Claire watched the footage in Bedford. She didn’t watch it the way people in offices watched it. The way young men on a trading floor at investment banks watched it, chuckling as the drunken woman stumbled out of the car, freezing the frame on her legs parting. She didn’t watch it the way hipsters at ad agencies and PR firms and design firms did, commenting and laughing. The way they did on university campuses, making a drinking game out of it. She didn’t watch it and then comment on YouTube:

Ha ha! Dumb bitch.

Whore’s got nice legs.

Rich kid drug addict.

She watched it as a mother who couldn’t protect her child. She needed to do something. She picked up the phone to call Dodge. But she dialed Ted.

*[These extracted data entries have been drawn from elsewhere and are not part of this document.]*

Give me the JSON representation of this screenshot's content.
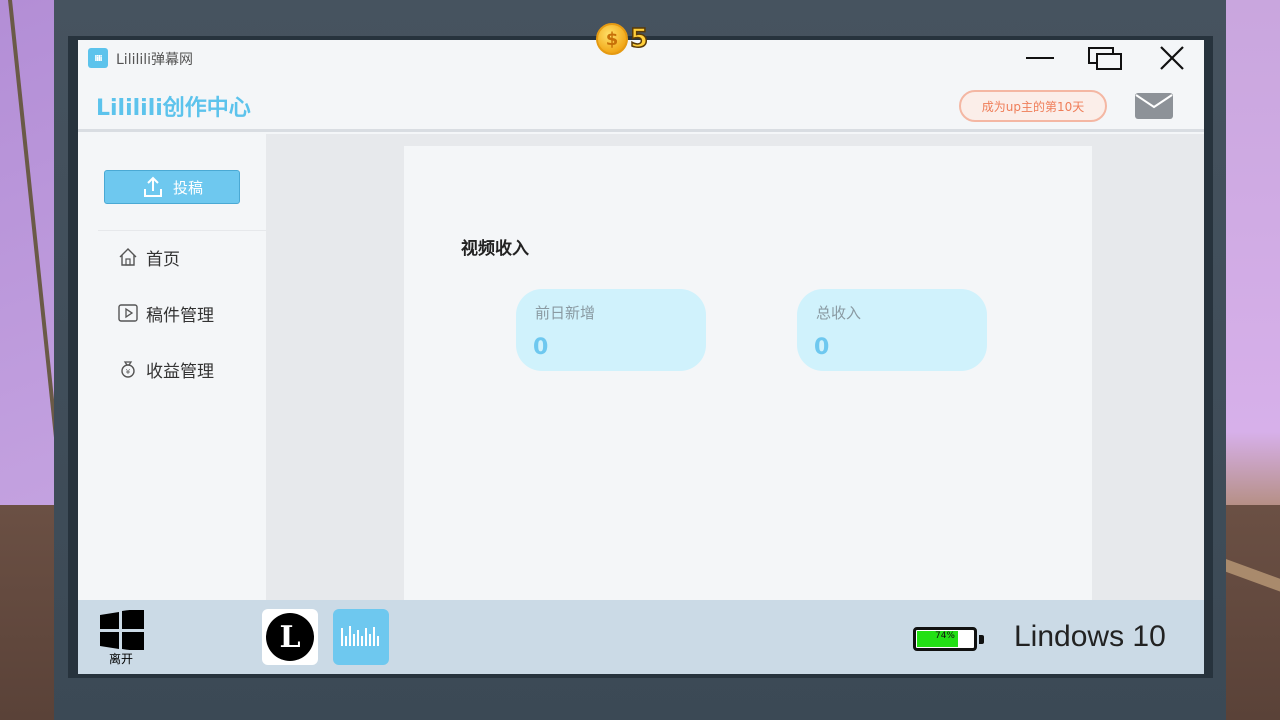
{
  "hud": {
    "coin_icon": "coin-icon",
    "coin_count": "5"
  },
  "window": {
    "title": "Lililili弹幕网",
    "app_icon_text": "lili"
  },
  "header": {
    "brand": "Lililili创作中心",
    "badge": "成为up主的第10天"
  },
  "sidebar": {
    "upload_label": "投稿",
    "items": [
      {
        "label": "首页",
        "icon": "home-icon"
      },
      {
        "label": "稿件管理",
        "icon": "video-icon"
      },
      {
        "label": "收益管理",
        "icon": "money-bag-icon"
      }
    ]
  },
  "main": {
    "section_title": "视频收入",
    "stats": [
      {
        "label": "前日新增",
        "value": "0"
      },
      {
        "label": "总收入",
        "value": "0"
      }
    ]
  },
  "taskbar": {
    "start_label": "离开",
    "app_l_letter": "L",
    "battery_text": "74%",
    "battery_level": 0.74,
    "os_name": "Lindows 10"
  },
  "colors": {
    "accent": "#5cc3ec",
    "badge_text": "#ef7d58",
    "battery": "#22e014"
  }
}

Ted had seen it, too. His little girl, debased, shown drunk. Her underwear. There for the world to see. Because of him. Because of who he was. It wasn’t Franny’s fault. His rage built. Beware the man with nothing to lose.

“Ted,” Claire said. “Make this stop.”

• • •

He took the subway, purposefully going one stop past where he wanted to get out so that he could walk back, to see if anyone was following him. He felt like a reporter again. He walked for a time, the clouds bringing on an early dusk. He followed the directions on his phone and found the building. He stood out front and suddenly felt foolish, like an unhinged stalker. One doesn’t show up unannounced at a total stranger’s home.

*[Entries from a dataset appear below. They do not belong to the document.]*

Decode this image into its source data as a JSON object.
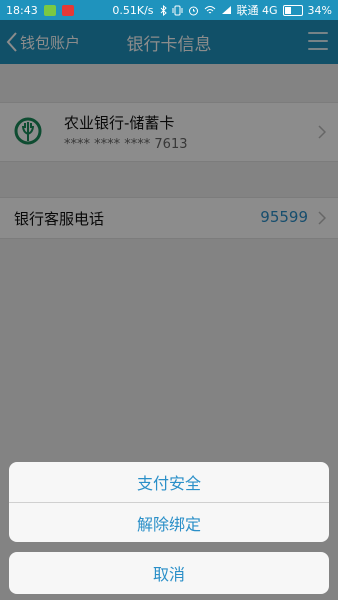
{
  "status_bar": {
    "time": "18:43",
    "speed": "0.51K/s",
    "carrier": "联通 4G",
    "battery": "34%"
  },
  "title_bar": {
    "back_label": "钱包账户",
    "title": "银行卡信息"
  },
  "card": {
    "bank_name": "农业银行-储蓄卡",
    "number": "**** **** **** 7613"
  },
  "service_phone": {
    "label": "银行客服电话",
    "number": "95599"
  },
  "action_sheet": {
    "items": [
      "支付安全",
      "解除绑定"
    ],
    "cancel": "取消"
  },
  "colors": {
    "brand": "#1f93bd",
    "link": "#2a8fc8",
    "bank_green": "#1a8a5a"
  }
}
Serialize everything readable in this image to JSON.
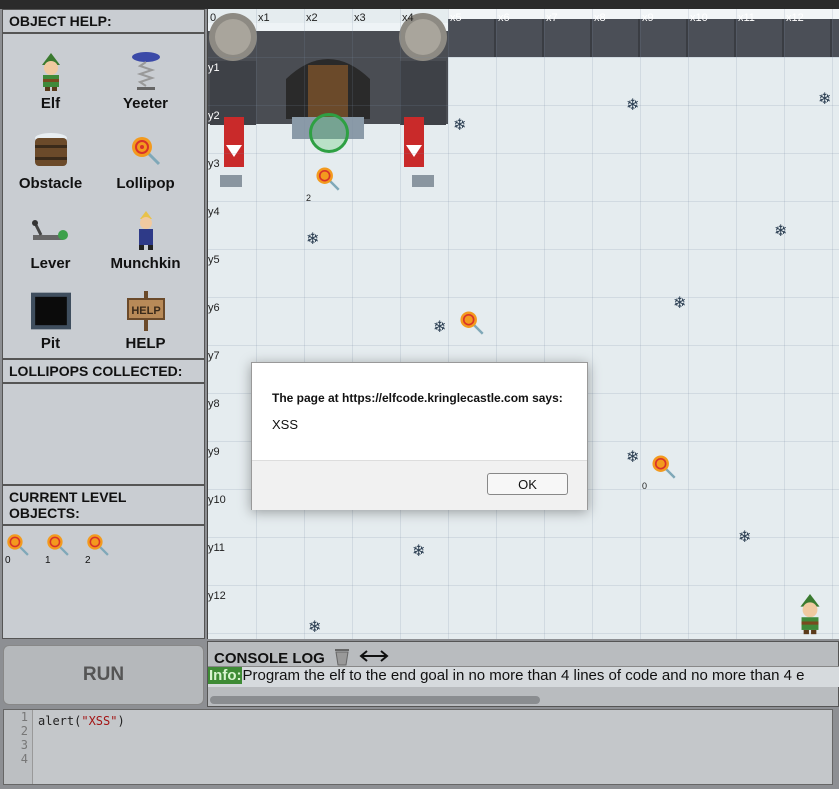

He entered the building. The main door gave way to a vestibule with mailboxes and buzzers on one side. It smelled vaguely of cat urine and damp wool, the walls covered with half a dozen coats of peeling paint. Six buzzers, a United Nations of last names. Wizbicki. He pressed the buzzer and winced. No camera. Just a buzzer. He waited. She probably wasn’t home. Maybe buzz again. Maybe leave.

Ted had gotten the girl’s address from Lou, who pulled strings with human resources.

Through the metal speaker, an accented female voice. “Who is it?”

Every weeknight for twenty years Ted had said the name to eight million Americans. His name. Bigger than life. The most trusted man in America. Now he could barely get it out.

“It’s Ted Grayson.”

One one-thousand. Two one-thousand. Three one-thousand.

“I don’t believe you. You’re the paparazzi. I’ll call the police. Go away.”

It came into his head and was out before he knew it. “You saw my bald spot,” he said. “That night. And you used hair spray. Lou… my producer… told you to use hair spray.”

Silence.

“What do you want?” she asked.

“Just… to talk. Just for a minute. Please.”

Nothing. Ted waited. He thought of pressing the buzzer again but didn’t have the courage anymore.

He saw her boots coming down the stairs, through the glass door, arms folded tightly across her chest. She stopped at the landing when she saw him. She had an overcoat on, the kind that looked like it was from a secondhand store. Scarf. Behind her another woman. Her sister. It was the sister who opened the door.

“What do you want?” she said, pure hatred in her voice.

What did he want? He wanted to apologize. Simple. That was a lie, though. I want to be forgiven, he thought. He realized the absurdity of it. The foolishness of standing here, wanting something from her.

“I want to say sorry.”

• • •

They walked a block or two and then stopped, not saying much, until they found a coffee truck near a construction site. Ted bought them two coffees.

“I just wanted to say how sorry I am. I shouldn’t have screamed. Should never have called you what I did. I don’t have an excuse. I just… I was having a bad day, and…”

What else to tell her? About Franny? Claire? His birthday? His bald spot?

She stared at the sidewalk. “I’m sorry about what happened to you.”

“Don’t be. I probably deserved it.” He smiled.

He handed her an envelope. She worried for a moment that there was money in it.

“What is this?” she asked.

“It’s the names and numbers of some people at networks who’ll take your call. They can help you get work.”

She looked at the envelope, then to Ted.

“They call me, you know.”

“Who?” Ted asked.

“The networks. The… the cable news and the websites. They ask me to be on TV and talk about you.”

“Oh?”

She nodded. She looked so young.

“But… you haven’t,” Ted said.

“No.”

“Why not?”

“Because it’s not really anyone’s business but mine and yours.”

She held up the envelope. “Thank you.”

Przepraszam ,” Ted said, and watched her smile.